Faciliter l'accès des moins de 25 ans au marché du travail n'est pas seulement une affaire de croissance économique. Les printemps arabes, les guerres civiles en Afrique de l'ouest et l'expansion des groupes terroristes en témoignent.
Si les dirigeants africains ne s'attellent pas à créer des emplois pour les jeunes, ils risquent de devenir les initiateurs d'une contre-performance inédite. Faire tourner l'économie en donnant du travail aux plus jeunes reste un moyen de lutter contre l'instabilité politique, par ailleurs nourrie par les problèmes de gouvernance, la pauvreté ou la corruption. Le chômage n'est pas une exception africaine, mais il constitue une urgence, parce qu'avec environ 1,3 milliard d'habitants, dont la moitié de moins de 25 ans, l'Afrique est le continent qui compte le plus de jeunes.
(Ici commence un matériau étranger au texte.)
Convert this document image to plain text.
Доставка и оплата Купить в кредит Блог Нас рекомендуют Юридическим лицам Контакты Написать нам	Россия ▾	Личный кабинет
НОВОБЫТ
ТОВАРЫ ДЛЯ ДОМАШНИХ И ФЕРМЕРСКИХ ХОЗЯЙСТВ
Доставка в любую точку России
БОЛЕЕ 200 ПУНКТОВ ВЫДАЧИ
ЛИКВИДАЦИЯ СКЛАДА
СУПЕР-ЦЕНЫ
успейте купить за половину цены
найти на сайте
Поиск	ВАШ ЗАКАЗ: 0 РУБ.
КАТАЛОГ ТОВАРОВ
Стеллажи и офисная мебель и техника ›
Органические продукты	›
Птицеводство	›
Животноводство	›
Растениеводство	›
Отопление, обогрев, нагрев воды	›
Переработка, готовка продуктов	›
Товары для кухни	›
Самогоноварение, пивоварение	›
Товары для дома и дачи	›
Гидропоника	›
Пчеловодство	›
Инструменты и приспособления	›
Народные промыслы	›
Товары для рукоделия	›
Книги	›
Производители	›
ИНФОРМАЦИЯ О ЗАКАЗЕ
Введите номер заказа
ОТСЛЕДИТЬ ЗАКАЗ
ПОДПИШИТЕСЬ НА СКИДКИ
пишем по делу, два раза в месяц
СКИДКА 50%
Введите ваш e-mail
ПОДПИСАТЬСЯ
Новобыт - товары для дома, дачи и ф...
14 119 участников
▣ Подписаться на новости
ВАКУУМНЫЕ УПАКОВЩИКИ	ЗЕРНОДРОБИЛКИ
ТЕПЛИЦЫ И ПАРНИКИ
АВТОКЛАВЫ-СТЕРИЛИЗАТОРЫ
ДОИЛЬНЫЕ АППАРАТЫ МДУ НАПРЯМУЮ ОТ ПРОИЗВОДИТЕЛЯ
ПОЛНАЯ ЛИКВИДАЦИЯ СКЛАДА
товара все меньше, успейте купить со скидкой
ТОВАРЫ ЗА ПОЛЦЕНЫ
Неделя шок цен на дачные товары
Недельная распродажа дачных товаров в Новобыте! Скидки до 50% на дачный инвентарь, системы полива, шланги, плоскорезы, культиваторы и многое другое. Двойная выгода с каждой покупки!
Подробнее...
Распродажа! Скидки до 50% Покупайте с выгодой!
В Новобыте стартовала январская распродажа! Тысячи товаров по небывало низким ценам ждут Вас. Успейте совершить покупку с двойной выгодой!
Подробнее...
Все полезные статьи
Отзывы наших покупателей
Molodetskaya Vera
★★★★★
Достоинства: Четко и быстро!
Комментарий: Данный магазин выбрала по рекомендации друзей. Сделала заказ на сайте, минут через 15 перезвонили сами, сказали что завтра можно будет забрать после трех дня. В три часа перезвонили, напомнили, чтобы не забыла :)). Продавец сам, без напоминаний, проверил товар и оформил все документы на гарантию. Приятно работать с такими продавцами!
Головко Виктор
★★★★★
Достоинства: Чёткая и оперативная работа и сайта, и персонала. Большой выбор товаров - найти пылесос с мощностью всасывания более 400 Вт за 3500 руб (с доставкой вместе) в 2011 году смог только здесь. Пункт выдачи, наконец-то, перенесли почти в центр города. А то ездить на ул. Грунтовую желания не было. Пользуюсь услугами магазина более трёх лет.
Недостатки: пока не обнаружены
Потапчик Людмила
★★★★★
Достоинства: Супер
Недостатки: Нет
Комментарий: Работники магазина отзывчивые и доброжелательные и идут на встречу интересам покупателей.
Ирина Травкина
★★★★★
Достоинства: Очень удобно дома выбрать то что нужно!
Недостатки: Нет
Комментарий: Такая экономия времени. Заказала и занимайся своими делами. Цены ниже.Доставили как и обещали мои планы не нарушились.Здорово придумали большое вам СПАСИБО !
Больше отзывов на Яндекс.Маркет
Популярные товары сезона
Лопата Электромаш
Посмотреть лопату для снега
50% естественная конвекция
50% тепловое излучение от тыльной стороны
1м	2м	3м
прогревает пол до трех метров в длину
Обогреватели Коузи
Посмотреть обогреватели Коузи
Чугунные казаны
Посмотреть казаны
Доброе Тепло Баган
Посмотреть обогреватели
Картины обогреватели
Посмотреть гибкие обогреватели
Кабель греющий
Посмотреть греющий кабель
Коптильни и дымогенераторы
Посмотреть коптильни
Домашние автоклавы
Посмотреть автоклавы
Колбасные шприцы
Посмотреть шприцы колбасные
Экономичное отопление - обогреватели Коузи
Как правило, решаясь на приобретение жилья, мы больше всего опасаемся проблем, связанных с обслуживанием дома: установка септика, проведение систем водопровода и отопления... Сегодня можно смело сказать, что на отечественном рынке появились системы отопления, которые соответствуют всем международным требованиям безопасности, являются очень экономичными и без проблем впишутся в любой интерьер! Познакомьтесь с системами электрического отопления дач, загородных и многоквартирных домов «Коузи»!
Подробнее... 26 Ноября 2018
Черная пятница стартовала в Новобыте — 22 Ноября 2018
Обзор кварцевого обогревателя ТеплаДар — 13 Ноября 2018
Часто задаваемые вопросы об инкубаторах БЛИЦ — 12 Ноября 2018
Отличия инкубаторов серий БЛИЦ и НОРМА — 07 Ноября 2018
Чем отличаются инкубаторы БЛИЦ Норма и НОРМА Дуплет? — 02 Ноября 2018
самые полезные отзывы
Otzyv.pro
Vivier de main d'œuvre, "25,6 millions de jeunes travailleurs âgés entre 15 et 29 ans entreront sur le marché du travail et auront besoin de trouver un emploi" d'ici à 2030, indique l'Organisation internationale du travail(OIT).
Une hausse de la main-d’œuvre des jeunes qui sera "presque entièrement" le fait de l'Afrique. La population en âge de travailler sur le continent africain devrait atteindre près d’un milliard à l'horizon 2030. Pour faire face à cette croissance, "l’Afrique doit créer chaque année environ douze millions de nouveaux emplois pour contenir l’augmentation du chômage", selon la Banque africaine de développement (BAD). En moyenne, onze millions de jeunes entrent chaque année sur le marché du travail en Afrique qui ne dispose pour eux que de trois millions d’emplois, soit un écart d’environ huit millions, poursuit la BAD.
Le résultat est que "les jeunes représentent 37% de la population active, mais constituent environ 60% des personnes au chômage". L'Union africaine a lancé un programme baptisé "Un million by 2021 initiative", "une preuve de (son) engagement en faveur des jeunes", précise un communiqué.
L'objectif du projet, c'est d'offrir des opportunités à "des millions de jeunes Africains d'ici 2021", notamment en matière d'emploi, d'entrepreneuriat et d'éducation. Deux ans pour éclaircir, par exemple, l'horizon des "plus de onze millions de jeunes sans travail en Afrique subsaharienne et (des) 69% des jeunes qui s'identifient comme 'travailleurs pauvres'", selon les chiffres.
Dans cette partie du continent, le marché du travail est caractérisé par l'importance du secteur informel, où les rémunérations sont faibles et la protection sociale inexistante. "En plus d'autres réalités sociales, les jeunes, vulnérables, sont devenus des recrues faciles pour les organisations criminelles, les milices rebelles, les gangs politiques et les réseaux extrémistes", explique un chercheur de l'Institute for security studies basé à Pretoria, en Afrique du Sud.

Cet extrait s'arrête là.